Un petit tour de passe-passe suffit à Crowley pour dissiper l'afflux de visiteurs, lui permettant de rejoindre son ami devant leur point de rendez-vous. Le démon tique un peu en reconnaissant la sculpture – le nom lui disait vaguement quelque chose lorsque l'ange lui en a parlé mais son esprit n'a pas fait le lien – et il marmonne qu'ils auraient dû se retrouver dans d'autres galeries. Les deux corps blancs sont beaux, rayonnent d'une vie que Canova leur a donnée dès les premiers instants. Le dieu aux ailes déployées effleure tendrement la douce mortelle aux courbes délicates, dérobant ses charmes au spectateur qui ne peut que les imaginer avec rêverie. Crowley déteste cette pièce pourtant majeure et célèbre, il considère que son nom est pompeux – Psyché ranimée par le baiser de l'Amour ou une autre bêtise du même genre – et que l'œuvre complète n'est qu'une trahison de la part de l'artiste.

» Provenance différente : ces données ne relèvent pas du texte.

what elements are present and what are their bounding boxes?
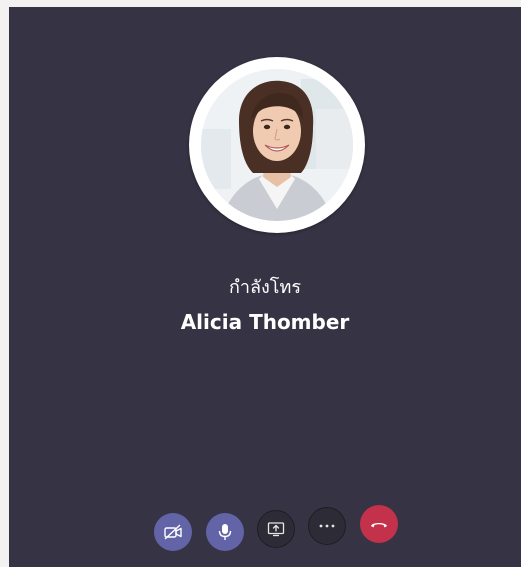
toggle-microphone-button[interactable] xyxy=(206,513,244,551)
camera-off-icon xyxy=(163,524,183,540)
caller-name: Alicia Thomber xyxy=(180,310,350,334)
more-options-button[interactable] xyxy=(308,507,346,545)
more-options-icon xyxy=(318,524,336,528)
hang-up-button[interactable] xyxy=(360,505,398,543)
caller-avatar xyxy=(189,57,365,233)
share-screen-icon xyxy=(267,521,285,537)
microphone-icon xyxy=(218,523,232,541)
hang-up-icon xyxy=(369,519,389,529)
share-screen-button[interactable] xyxy=(257,510,295,548)
caller-avatar-photo xyxy=(201,69,353,221)
screenshot-frame: กำลังโทร Alicia Thomber xyxy=(0,0,521,567)
caller-photo-image xyxy=(201,69,353,221)
call-window: กำลังโทร Alicia Thomber xyxy=(9,7,521,567)
call-status-text: กำลังโทร xyxy=(228,277,302,298)
toggle-video-button[interactable] xyxy=(154,513,192,551)
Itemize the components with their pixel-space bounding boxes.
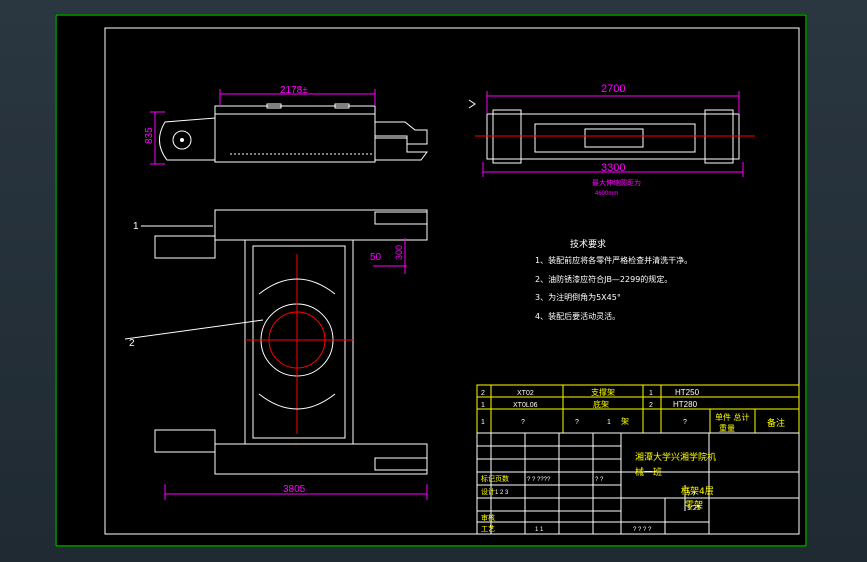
tech-requirement-2: 2、油防锈漆应符合JB—2299的规定。 xyxy=(535,274,672,284)
part-1-name: 底架 xyxy=(593,399,609,409)
row-label-review: 审核 xyxy=(481,513,495,522)
note-max-stretch: 最大伸缩圆距为 xyxy=(592,178,641,187)
design-date: 1 2 3 xyxy=(495,490,509,496)
part-2-name: 支撑架 xyxy=(591,387,615,397)
drawing-name: 框架4层 xyxy=(681,485,714,497)
part-2-code: XT02 xyxy=(517,390,534,397)
part-2-qty: 1 xyxy=(649,390,653,397)
part-1-material: HT280 xyxy=(673,400,698,409)
dim-top-right-width: 2700 xyxy=(601,83,625,95)
row-label-mark: 标记 xyxy=(481,474,495,483)
tech-requirement-3: 3、为注明倒角为5X45° xyxy=(535,292,621,302)
elevation-view-left xyxy=(150,89,428,165)
header-material: ? xyxy=(683,419,687,426)
header-weight-sub: 重量 xyxy=(719,423,735,433)
part-2-material: HT250 xyxy=(675,388,700,397)
tech-requirement-4: 4、装配后要活动灵活。 xyxy=(535,311,620,321)
school-name: 湘潭大学兴湘学院机 xyxy=(635,451,716,463)
craft-values: 1 1 xyxy=(535,527,544,533)
cad-drawing: 2178± 835 2700 3300 最大伸缩圆距为 4600mm 1 2 5… xyxy=(55,14,807,547)
tech-requirements-title: 技术要求 xyxy=(570,238,606,250)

Le démon en connaît la véritable histoire pour l'avoir vécue. Aziraphale est l'être ailé, avec ses belles boucles blondes et son regard souvent paré d'innocence. Quant à l'humaine qui tend ses bras vers son sauveur, elle n'est qu'un ajout de l'artiste, une modification pour plaire et dissimuler l'identité du suppliant. C'est Crowley lui-même que l'ange a réanimé, avec une bonne dose de magie et sans baiser, juste une pointe d'amitié assez dosée pour l'extraire d'une situation délicate. Bien évidemment, le mythe d'Éros et Psyché touche plus les passions des mortels, mais ce choix n'est en rien appréciable pour l'ange déchu. Les histoires d'amour traversent le temps, les auteurs les subliment, les peintres les colorent mais dès qu'une amitié sincère se présente, elle est balayée.

Son meilleur ami décèle la contrariété dans son regard et lui demande si quelque chose le dérange. Crowley hausse les épaules pour éviter d'engager une conversation qui risquerait de peiner l'ange. Aziraphale est passionné par la grande variété des œuvres du Louvre et lui vante sans cesse les mérites des sculptures – alors qu'ils savent tous les deux que la plupart sont des copies, d'autant plus qu'ils ont eu de nombreuses fois l'occasion d'assister à la création des originaux. Le démon se construit une expression plus détendue malgré ce nœud indésirable qui lui serre l'estomac, offrant à l'ange l'un de ses sourires particuliers en espérant pouvoir le duper. Le haussement de sourcil du blond lui fait toutefois comprendre son échec et Crowley détourne les yeux avec un certain embarras. Il n'aime pas mentir à son ami – son unique vrai ami s'il tient à se montrer honnête – mais commencer une diatribe contre un sculpteur mort depuis bien longtemps ne servirait à rien.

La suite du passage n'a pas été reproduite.